Since deleted, post gave public and private key for Adobe incident response team.

Sean Gallagher
9/22/2017, 10:37 PM

Enlarge / Um, yes, that was Adobe PSIRT’s private PGP key on their website. Best get their new public key.

Having some transparency about security problems with software is great, but Adobe’s Product Security Incident Response Team (PSIRT) took that transparency a little too far today when a member of the team posted the PGP keys for PSIRT’s e-mail account—both the public and the private keys. The keys have since been taken down, and a new public key has been posted in its stead.

The faux pas was spotted at 1:49pm ET by security researcher Juho Nurminen:

Nurminen was able to confirm that the key was associated with the psirt@adobe.com e-mail account.

To be fair to Adobe, PGP security is harder than it should be. What obviously happened is that a PSIRT team member exported a text file from PSIRT’s shared webmail account using Mailvelope, the Chrome and Firefox browser extension, to add to the team’s blog. Here’s what that extension looks like:

A screenshot of Mailvelope’s settings panel in Chrome with part of my PGP public key visible. I will not be showing you my private key.

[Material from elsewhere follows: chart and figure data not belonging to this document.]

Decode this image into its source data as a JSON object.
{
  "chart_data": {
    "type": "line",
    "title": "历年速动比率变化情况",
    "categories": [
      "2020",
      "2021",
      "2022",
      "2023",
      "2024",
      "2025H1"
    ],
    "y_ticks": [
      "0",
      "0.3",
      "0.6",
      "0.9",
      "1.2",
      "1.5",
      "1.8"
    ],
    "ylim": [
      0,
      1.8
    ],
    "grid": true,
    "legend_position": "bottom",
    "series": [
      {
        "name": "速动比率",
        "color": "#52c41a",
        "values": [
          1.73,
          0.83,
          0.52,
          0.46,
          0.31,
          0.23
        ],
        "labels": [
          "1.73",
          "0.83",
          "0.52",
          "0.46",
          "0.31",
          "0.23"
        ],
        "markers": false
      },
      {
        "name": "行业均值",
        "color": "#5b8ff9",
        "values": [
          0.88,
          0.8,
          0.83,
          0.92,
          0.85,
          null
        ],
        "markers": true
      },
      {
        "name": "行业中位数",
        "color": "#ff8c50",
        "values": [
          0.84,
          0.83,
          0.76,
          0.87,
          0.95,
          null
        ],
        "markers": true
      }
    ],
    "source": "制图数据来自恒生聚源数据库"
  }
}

But instead of clicking on the “public” button, the person responsible clicked on “all” and exported both keys into a text file. Then, without realizing the error, the text file was cut/pasted directly to Adobe’s PSIRT blog.

There are many people trying to make PGP communications better, but the fundamental architecture of PGP is such a pain to use that when Ars’ Lee Hutchinson e-mailed PGP creator Phillip Zimmermann in PGP format, Zimmermann refused to read the message that way—because his PGP key was not on his phone:

The newly generated Adobe PSIRT key, by the way, came straight out of GPGtools.